One issue to be sensitive to in the current environment is whether employees are using personal (non-company) computers for work purposes. If so, and if such a personal computer is involved in a hack, that could create a coverage issue. Coverage will depend on the specific wording of your cyber policy and the specific facts of the event.
Other Potentially Applicable Insurance
In addition to cyber coverage, consider whether there is coverage under your crime policy. Commercial crime policies typically cover, among other things, computer fraud, which includes the taking or fraudulently induced transfer of money, securities, or property via a hack or other use of the policyholder’s network. As an example, this coverage may come into play if your company is the victim of a spoofing or other social engineering attack in which an employee is tricked into transferring company funds to a hacker instead of the legitimate, intended recipient. There is helpful case law supporting coverage in those situations. Note that insurers now commonly offer specific social engineering coverage as part of their crime policies.

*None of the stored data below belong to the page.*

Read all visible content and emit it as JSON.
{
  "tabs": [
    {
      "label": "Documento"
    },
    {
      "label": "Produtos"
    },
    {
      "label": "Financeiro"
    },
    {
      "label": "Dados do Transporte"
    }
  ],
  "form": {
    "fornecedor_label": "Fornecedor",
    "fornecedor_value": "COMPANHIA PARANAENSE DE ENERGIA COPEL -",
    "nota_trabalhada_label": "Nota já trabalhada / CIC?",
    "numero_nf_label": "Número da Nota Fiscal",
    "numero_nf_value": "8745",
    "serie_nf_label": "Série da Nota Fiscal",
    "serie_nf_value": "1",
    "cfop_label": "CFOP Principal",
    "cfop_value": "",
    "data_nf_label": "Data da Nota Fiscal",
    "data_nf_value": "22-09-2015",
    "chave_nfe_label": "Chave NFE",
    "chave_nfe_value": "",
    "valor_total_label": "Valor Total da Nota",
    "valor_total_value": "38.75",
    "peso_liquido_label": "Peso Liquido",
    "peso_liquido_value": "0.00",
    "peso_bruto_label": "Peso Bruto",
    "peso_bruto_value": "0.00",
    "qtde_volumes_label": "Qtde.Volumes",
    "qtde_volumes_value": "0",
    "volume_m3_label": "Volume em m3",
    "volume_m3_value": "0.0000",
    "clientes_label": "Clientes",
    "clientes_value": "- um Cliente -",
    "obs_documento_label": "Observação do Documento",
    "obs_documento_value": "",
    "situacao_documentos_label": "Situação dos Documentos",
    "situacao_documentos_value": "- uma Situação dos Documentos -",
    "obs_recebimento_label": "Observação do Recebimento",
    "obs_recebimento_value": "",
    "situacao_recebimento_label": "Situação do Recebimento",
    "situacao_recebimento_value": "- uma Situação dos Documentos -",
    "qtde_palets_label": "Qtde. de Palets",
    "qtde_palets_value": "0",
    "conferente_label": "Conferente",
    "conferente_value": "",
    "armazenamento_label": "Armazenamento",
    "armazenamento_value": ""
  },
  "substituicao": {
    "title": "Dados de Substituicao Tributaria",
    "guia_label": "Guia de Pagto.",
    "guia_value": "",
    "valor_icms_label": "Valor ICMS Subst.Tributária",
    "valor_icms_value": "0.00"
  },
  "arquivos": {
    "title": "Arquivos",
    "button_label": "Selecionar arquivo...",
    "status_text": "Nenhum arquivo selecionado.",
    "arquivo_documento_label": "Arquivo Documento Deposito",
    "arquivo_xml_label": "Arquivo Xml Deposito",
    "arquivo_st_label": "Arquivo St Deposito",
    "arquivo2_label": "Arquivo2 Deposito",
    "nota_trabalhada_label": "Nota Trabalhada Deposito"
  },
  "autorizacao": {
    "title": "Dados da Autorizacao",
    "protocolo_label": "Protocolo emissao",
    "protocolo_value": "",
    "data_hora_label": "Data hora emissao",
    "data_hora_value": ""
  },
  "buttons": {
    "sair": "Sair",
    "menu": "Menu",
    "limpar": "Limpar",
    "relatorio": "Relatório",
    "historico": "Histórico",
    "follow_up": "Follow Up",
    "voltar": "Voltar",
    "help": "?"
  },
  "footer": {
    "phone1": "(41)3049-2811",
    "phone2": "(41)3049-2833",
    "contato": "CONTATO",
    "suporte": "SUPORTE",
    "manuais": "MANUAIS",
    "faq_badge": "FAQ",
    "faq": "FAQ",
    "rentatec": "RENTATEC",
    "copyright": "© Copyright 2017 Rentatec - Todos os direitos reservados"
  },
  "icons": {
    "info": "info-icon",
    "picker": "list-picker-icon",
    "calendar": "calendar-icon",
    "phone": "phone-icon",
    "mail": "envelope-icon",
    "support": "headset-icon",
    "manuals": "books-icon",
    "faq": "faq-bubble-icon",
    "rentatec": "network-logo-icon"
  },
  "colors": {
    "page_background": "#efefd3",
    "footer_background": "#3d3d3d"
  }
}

Other coverages may also come into play, depending on the nature of the liability that stems from a cyber incident. For example, if a third party asserts a privacy injury arising from a breach, look at your general liability policy. Today, general liability policies commonly contain one or more exclusions relating to electronic data and the like, but the wording of any such exclusion should be analyzed in light of your specific circumstances to assess potential coverage. As another example, your D&O policy may apply if your company, or individual directors or officers, face a claim asserting mismanagement, failures in policies and procedures, or other alleged wrongful acts relating to network security during COVID-19. Along the same lines, your errors and omissions policy may respond, depending on its wording and the facts of your situation.
The last thing any company needs during the pandemic is to be hacked. The economic fallout from a substantial cyberattack, compounded with the economic strain imposed by COVID-19, could be devastating. Insurance can help mitigate the loss. If your company falls victim to a cyberattack during the pandemic, move swiftly to analyze all potentially relevant insurance policies, provide notice under all such policies, and comply with all policy conditions to avoid giving the insurer additional bases to deny coverage. It’s a good idea to work closely with your broker and qualified coverage counsel, both in obtaining policies and in the event of a claim, to ensure that no stone is left unturned and all policy requirements are met.